7,277 old buses will be replaced by new ones that meet higher environmental standards from now until 2008 in a bid to reach the goal of a "green Olympic Games", according to a news release by Bank of Beijing on Wednesday.


In a contract signed on Tuesday between Bank of Beijing and the Beijing Municipal Committee of Communications, the bank will provide a loan of 4 billion yuan (US$493 million) to the Beijing Public Transport Group to help replace buses with excessive emission levels.


Yan Bingzhu, board chairman of Bank of Beijing, said the vehicles to be eliminated will be the following: diesel engine buses of Europe I or lower emission standards, worn-out buses and those that use either petrol or liquid petroleum gas.


The Europe I standard states that for the emission of a small vehicle with less than six seats and lighter than 2.5 tons in weight, the carbon monoxide content should not exceed 3.16 gram per kilometer, the hydrocarbon content should not exceed 1.13 gram per kilometer, the particulates for diesel-engine should not exceed 0.18 gram per kilometer, and the durability of the vehicle should be at least 50,000 kilometers.

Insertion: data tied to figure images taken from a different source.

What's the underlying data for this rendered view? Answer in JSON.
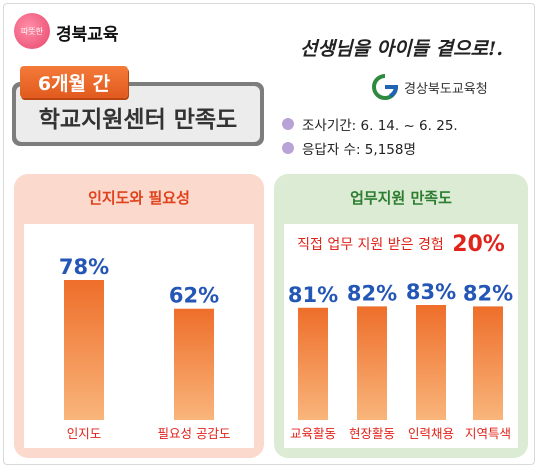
{
  "header": {
    "logo_circle_text": "따뜻한",
    "logo_text": "경북교육",
    "period_badge": "6개월 간",
    "title": "학교지원센터 만족도",
    "slogan": "선생님을 아이들 곁으로!.",
    "org_name": "경상북도교육청",
    "survey_period": "조사기간: 6. 14. ~ 6. 25.",
    "respondents": "응답자 수: 5,158명"
  },
  "colors": {
    "bar_light": "#f9b57b",
    "bar_dark": "#ee6e2a",
    "value_text": "#2456b5",
    "category_text": "#e0241c"
  },
  "chart_data": [
    {
      "type": "bar",
      "title": "인지도와 필요성",
      "categories": [
        "인지도",
        "필요성 공감도"
      ],
      "values": [
        78,
        62
      ],
      "value_labels": [
        "78%",
        "62%"
      ],
      "ylim": [
        0,
        100
      ],
      "grid": false
    },
    {
      "type": "bar",
      "title": "업무지원 만족도",
      "subtitle": "직접 업무 지원 받은 경험",
      "subtitle_value": "20%",
      "categories": [
        "교육활동",
        "현장활동",
        "인력채용",
        "지역특색"
      ],
      "values": [
        81,
        82,
        83,
        82
      ],
      "value_labels": [
        "81%",
        "82%",
        "83%",
        "82%"
      ],
      "ylim": [
        0,
        100
      ],
      "grid": false
    }
  ]
}
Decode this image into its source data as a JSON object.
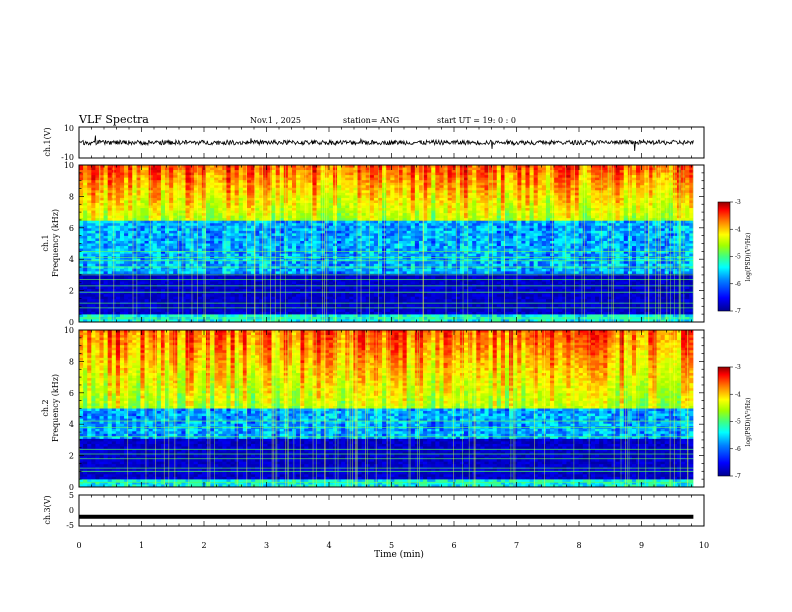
{
  "header": {
    "title": "VLF Spectra",
    "date": "Nov.1 , 2025",
    "station": "station= ANG",
    "start": "start UT = 19: 0 : 0"
  },
  "colors": {
    "cmap": [
      "#00008f",
      "#0000ff",
      "#0080ff",
      "#00ffff",
      "#40ff80",
      "#a0ff00",
      "#ffff00",
      "#ff8000",
      "#ff0000",
      "#8f0000"
    ],
    "trace": "#000000",
    "frame": "#000000"
  },
  "chart_data": [
    {
      "type": "line",
      "name": "ch1-waveform",
      "ylabel": "ch.1(V)",
      "ylim": [
        -10,
        10
      ],
      "yticks": [
        "10",
        "-10"
      ],
      "xlim": [
        0,
        10
      ],
      "description_values": {
        "mean": 0,
        "amplitude": 1.5
      },
      "x_end": 9.83
    },
    {
      "type": "heatmap",
      "name": "ch1-spectrogram",
      "ylabel_line1": "ch.1",
      "ylabel_line2": "Frequency (kHz)",
      "ylim": [
        0,
        10
      ],
      "yticks": [
        "0",
        "2",
        "4",
        "6",
        "8",
        "10"
      ],
      "xlim": [
        0,
        10
      ],
      "x_end": 9.83,
      "colorbar": {
        "range": [
          -7,
          -3
        ],
        "ticks": [
          "-3",
          "-4",
          "-5",
          "-6",
          "-7"
        ],
        "label": "log(PSD)(V²/Hz)"
      },
      "bands_khz": [
        0.25,
        0.9,
        1.2,
        1.9,
        2.3,
        2.7,
        3.0,
        3.5,
        3.9,
        4.1,
        4.5
      ],
      "high_activity_above_khz": 6.5
    },
    {
      "type": "heatmap",
      "name": "ch2-spectrogram",
      "ylabel_line1": "ch.2",
      "ylabel_line2": "Frequency (kHz)",
      "ylim": [
        0,
        10
      ],
      "yticks": [
        "0",
        "2",
        "4",
        "6",
        "8",
        "10"
      ],
      "xlim": [
        0,
        10
      ],
      "x_end": 9.83,
      "colorbar": {
        "range": [
          -7,
          -3
        ],
        "ticks": [
          "-3",
          "-4",
          "-5",
          "-6",
          "-7"
        ],
        "label": "log(PSD)(V²/Hz)"
      },
      "bands_khz": [
        0.3,
        1.0,
        1.2,
        1.8,
        2.1,
        2.4,
        3.2,
        3.8,
        4.2
      ],
      "high_activity_above_khz": 5.0
    },
    {
      "type": "line",
      "name": "ch3-waveform",
      "ylabel": "ch.3(V)",
      "ylim": [
        -5,
        5
      ],
      "yticks": [
        "5",
        "0",
        "-5"
      ],
      "xlim": [
        0,
        10
      ],
      "constant_value": -2,
      "x_end": 9.83
    }
  ],
  "xaxis": {
    "label": "Time (min)",
    "ticks": [
      "0",
      "1",
      "2",
      "3",
      "4",
      "5",
      "6",
      "7",
      "8",
      "9",
      "10"
    ]
  }
}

Zheng Shusen, board chairman of the Beijing Public Transport Group, said 17,507 buses are now on the road, and by the end of this year, the group will have replaced 3,858 diesel-engine buses of Europe I or lower emission standards with new buses that meet the Europe III emission standard as the first step of the project.


The whole replacement project should be completed by 2008, in time for the Olympic Games.


Zheng said the new buses are more comfortable, convenient and modern, which will contribute to Beijing's image as an international metropolis.


All the buses will be equipped with electronic screens and speakers to announce stops along their routes. They will be designed to be lower from the ground level that older buses, as an added convenience to children and the physically disabled.


Beijing Vice Mayor Ji Lin said that there will be 5,000 natural gas-powered buses running in Beijing by 2008. The cooperation among the bank, the government and the enterprises set a good example for the infrastructure construction of the capital.


Ji said the government would continue to encourage the development of public transport and make it a priority in solving the city's traffic problems.


Despite the rapid growth of mass transit transport and private cars, buses are still the most popular mode of transport for Beijing residents. In 2004, it was estimated that Beijingers managed 4.36 billion person-rides.